Washington, D.C
DC Mayor’s ‘Comeback’ Plan Includes 7M SF of Residential Development
Washington, D.C., Mayor Muriel Bowser on Monday unveiled D.C.’s Comeback Plan, a device for setting the District’s financial improvement targets for the following 5 years that features including tens of millions of sq. toes of housing.
The targets of the plan focus on boosting incomes, job alternatives, and housing and retail choices.
“It is a comeback that’s centered on fairness,” Bowser stated at a press convention. “That is about ensuring we now have the revenues to help our world-class metropolis providers, our strong community of social applications, and the sources — like our colleges and rec facilities — that hold folks in D.C.”
The Comeback Plan options six targets that Bowser hopes to satisfy by 2028, together with creating 35,000 new jobs in high-growth goal sectors, which may very well be performed by rising apprenticeship applications and filling gaps in coaching and credentialing.

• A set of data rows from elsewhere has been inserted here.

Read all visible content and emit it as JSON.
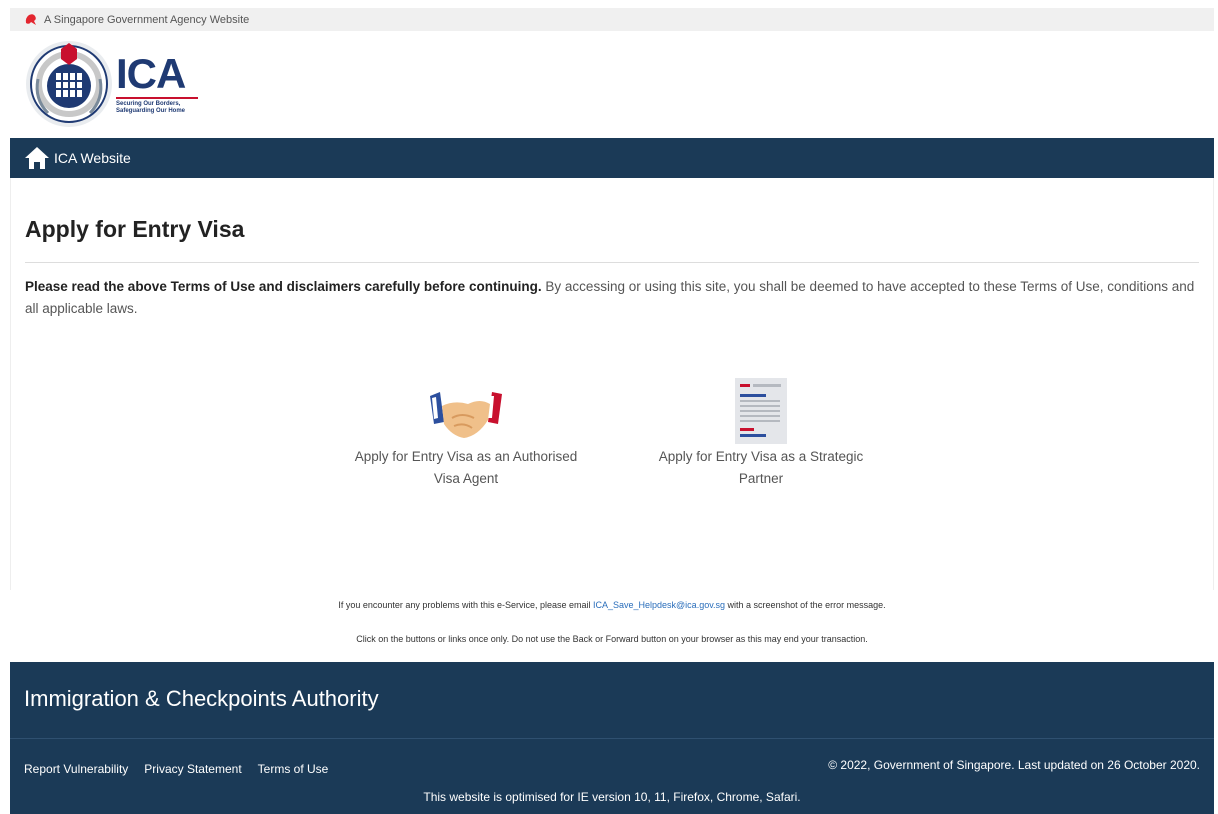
{
  "masthead": {
    "text": "A Singapore Government Agency Website"
  },
  "logo": {
    "name": "ICA",
    "tagline_1": "Securing Our Borders,",
    "tagline_2": "Safeguarding Our Home"
  },
  "nav": {
    "home_label": "ICA Website"
  },
  "main": {
    "title": "Apply for Entry Visa",
    "notice_bold": "Please read the above Terms of Use and disclaimers carefully before continuing.",
    "notice_text": " By accessing or using this site, you shall be deemed to have accepted to these Terms of Use, conditions and all applicable laws.",
    "options": [
      {
        "label": "Apply for Entry Visa as an Authorised Visa Agent",
        "icon": "handshake-icon"
      },
      {
        "label": "Apply for Entry Visa as a Strategic Partner",
        "icon": "document-icon"
      }
    ]
  },
  "help": {
    "line1_pre": "If you encounter any problems with this e-Service, please email ",
    "email": "ICA_Save_Helpdesk@ica.gov.sg",
    "line1_post": " with a screenshot of the error message.",
    "line2": "Click on the buttons or links once only. Do not use the Back or Forward button on your browser as this may end your transaction."
  },
  "footer": {
    "title": "Immigration & Checkpoints Authority",
    "links": [
      "Report Vulnerability",
      "Privacy Statement",
      "Terms of Use"
    ],
    "copyright": "© 2022, Government of Singapore. Last updated on 26 October 2020.",
    "optimised": "This website is optimised for IE version 10, 11, Firefox, Chrome, Safari."
  },
  "colors": {
    "navy": "#1b3a57",
    "brand_red": "#c8102e",
    "link": "#2a6ebb"
  }
}
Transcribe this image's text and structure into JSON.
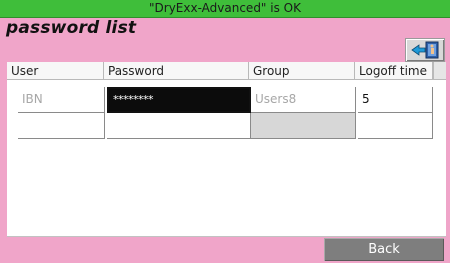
{
  "status": {
    "text": "\"DryExx-Advanced\" is OK",
    "color": "#3fbe3a"
  },
  "screen": {
    "title": "password list",
    "background": "#f0a5c9"
  },
  "exit_button": {
    "icon": "exit-door-icon"
  },
  "table": {
    "columns": [
      "User",
      "Password",
      "Group",
      "Logoff time"
    ],
    "rows": [
      {
        "user": "IBN",
        "password": "********",
        "group": "Users8",
        "logoff_time": "5"
      },
      {
        "user": "",
        "password": "",
        "group": "",
        "logoff_time": ""
      }
    ]
  },
  "back_button": {
    "label": "Back"
  }
}
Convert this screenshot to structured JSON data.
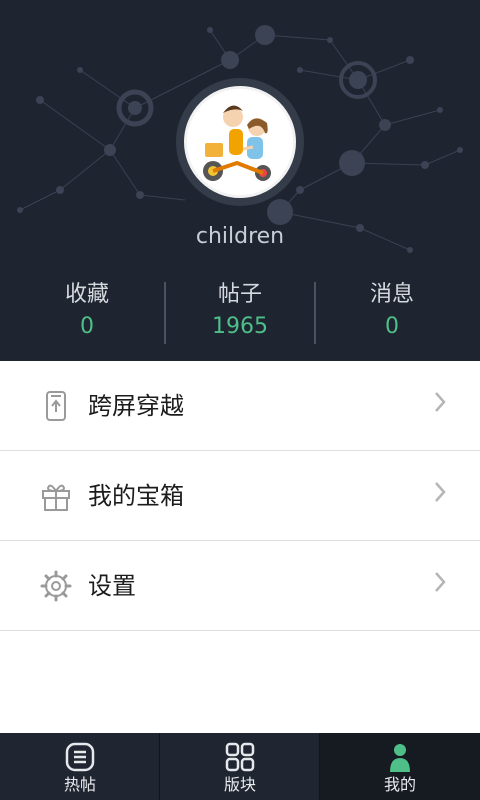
{
  "profile": {
    "username": "children",
    "avatar": "avatar-kids-on-tricycle"
  },
  "stats": [
    {
      "label": "收藏",
      "value": "0"
    },
    {
      "label": "帖子",
      "value": "1965"
    },
    {
      "label": "消息",
      "value": "0"
    }
  ],
  "menu": [
    {
      "label": "跨屏穿越",
      "icon": "phone-upload-icon"
    },
    {
      "label": "我的宝箱",
      "icon": "gift-icon"
    },
    {
      "label": "设置",
      "icon": "gear-icon"
    }
  ],
  "tabbar": [
    {
      "label": "热帖",
      "icon": "list-icon",
      "active": false
    },
    {
      "label": "版块",
      "icon": "grid-icon",
      "active": false
    },
    {
      "label": "我的",
      "icon": "person-icon",
      "active": true
    }
  ],
  "colors": {
    "header_bg": "#1e2430",
    "accent": "#4fbf89",
    "tabbar_bg": "#1f2631"
  }
}
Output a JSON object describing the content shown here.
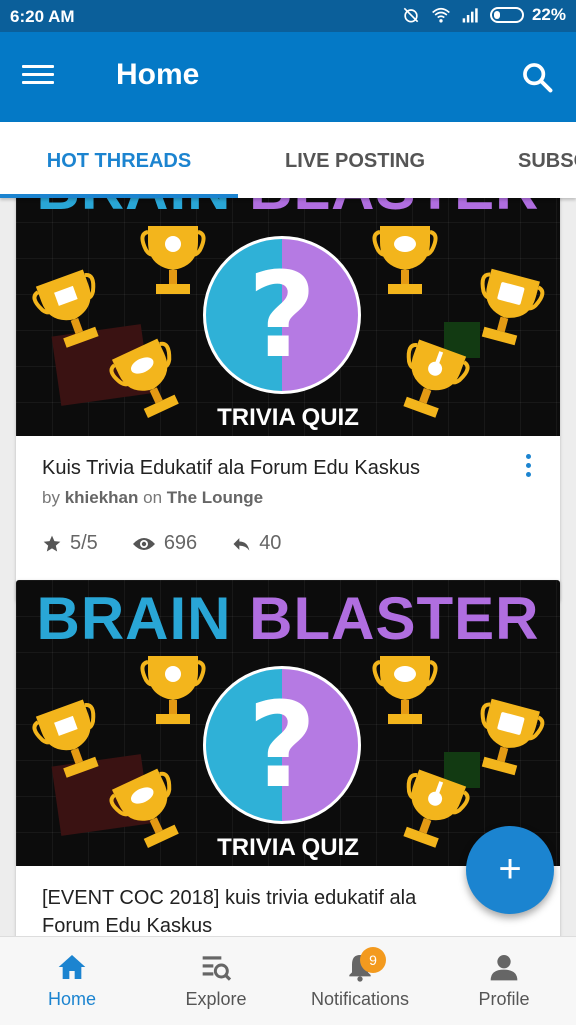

The plan additionally requires rising the share of minority-owned employer companies to 33 p.c of all companies, and rising entry to alternative for residents by eliminating key amenity gaps corresponding to meals, housing and web throughout all neighborhoods.
Moreover, Bowser’s targets embody including 15,000 residents to the Downtown inhabitants by including 7 million sq. toes of residential items, the place town will collaborate with builders; retaining present residents to achieve a inhabitants of 725,000; and rising financial prosperity in D.C. by lifting the median family earnings of Black residents by $25,000.
“Folks keep in and are available to Washington, D.C., as a result of they wish to change the world, as a result of they acknowledge D.C. as a spot the place you’ll be able to deliver massive concepts to life,” Bowser stated. “Our comeback is about unlocking the total potential of our folks, our neighborhoods and our companies.”
Attaining these targets, she famous, would require constructing higher education-to-workforce pathways, bringing facilities and belongings to all eight wards, and attracting new companies.
One new device the District is utilizing to draw companies is the Vitality Fund, a multiyear, performance-based incentive program designed to help current corporations in goal industries actively planning to relocate, develop or retain their bodily location in D.C.